Mr Frydenberg highlighted the tax deduction changes are in part to assist ongoing supply chain continuity and to mitigate further workforce disruptions.
"COVID-19 tests are an important tool being used by businesses to protect their workforce and to ensure they can keep their doors open and our supply chains running," he said.
Pre-emptive tests bought by individuals where it is not applicable to a work setting would not be covered by the tax deduction changes.
The Commonwealth is also set to release for economic analysis on the state of Australia's current labour market, which found switching jobs was the fastest way to increase someone's pay packet.
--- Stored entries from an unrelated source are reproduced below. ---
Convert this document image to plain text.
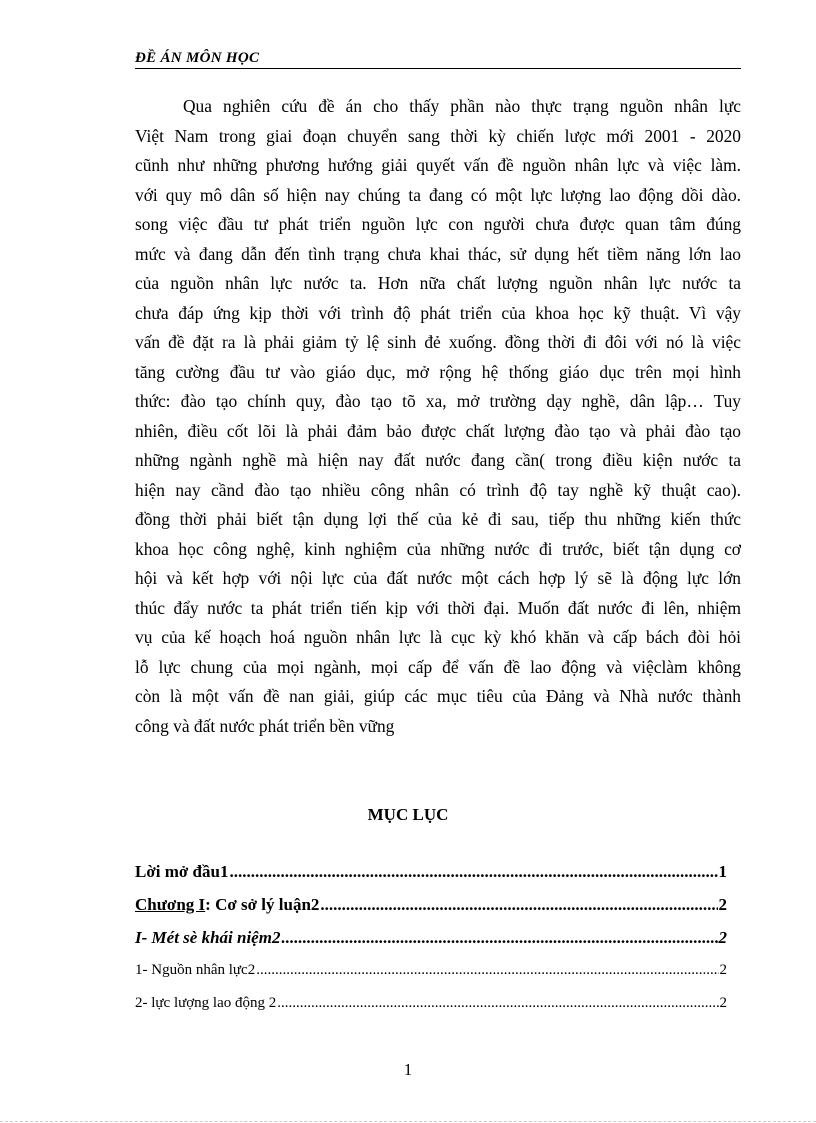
ĐỀ ÁN MÔN HỌC
Qua nghiên cứu đề án cho thấy phần nào thực trạng nguồn nhân lực
Việt Nam trong giai đoạn chuyển sang thời kỳ chiến lược mới 2001 - 2020
cũnh như những phương hướng giải quyết vấn đề nguồn nhân lực và việc làm.
với quy mô dân số hiện nay chúng ta đang có một lực lượng lao động dồi dào.
song việc đầu tư phát triển nguồn lực con người chưa được quan tâm đúng
mức và đang dẫn đến tình trạng chưa khai thác, sử dụng hết tiềm năng lớn lao
của nguồn nhân lực nước ta. Hơn nữa chất lượng nguồn nhân lực nước ta
chưa đáp ứng kịp thời với trình độ phát triển của khoa học kỹ thuật. Vì vậy
vấn đề đặt ra là phải giảm tỷ lệ sinh đẻ xuống. đồng thời đi đôi với nó là việc
tăng cường đầu tư vào giáo dục, mở rộng hệ thống giáo dục trên mọi hình
thức: đào tạo chính quy, đào tạo tõ xa, mở trường dạy nghề, dân lập… Tuy
nhiên, điều cốt lõi là phải đảm bảo được chất lượng đào tạo và phải đào tạo
những ngành nghề mà hiện nay đất nước đang cần( trong điều kiện nước ta
hiện nay cầnd đào tạo nhiều công nhân có trình độ tay nghề kỹ thuật cao).
đồng thời phải biết tận dụng lợi thế của kẻ đi sau, tiếp thu những kiến thức
khoa học công nghệ, kinh nghiệm của những nước đi trước, biết tận dụng cơ
hội và kết hợp với nội lực của đất nước một cách hợp lý sẽ là động lực lớn
thúc đẩy nước ta phát triển tiến kịp với thời đại. Muốn đất nước đi lên, nhiệm
vụ của kế hoạch hoá nguồn nhân lực là cục kỳ khó khăn và cấp bách đòi hỏi
lỗ lực chung của mọi ngành, mọi cấp để vấn đề lao động và việclàm không
còn là một vấn đề nan giải, giúp các mục tiêu của Đảng và Nhà nước thành
công và đất nước phát triển bền vững
MỤC LỤC
Lời mở đầu1 .....	1
Chương I: Cơ sở lý luận2 .....	2
I- Mét sè khái niệm2 .....	2
1- Nguồn nhân lực2 .....	2
2- lực lượng lao động 2 .....	2
1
Treasury's analysis is based on single touch payroll data.
It found switching jobs on average meant a worker was bumping their salary up between 8 and 10 per cent.
Both Treasury and the Reserve Bank have outlined that wage growth was crucial for easing current economic policies brought in to cushion the financial blow from the pandemic.
"Switching jobs allows workers to move up the job ladder for better pay," Mr Frydenberg said.
"They also move to more productive firms, helping those firms to grow.
"All of this helps to lift productivity".
The five year productivity report is expected to be completed within the next 12 months.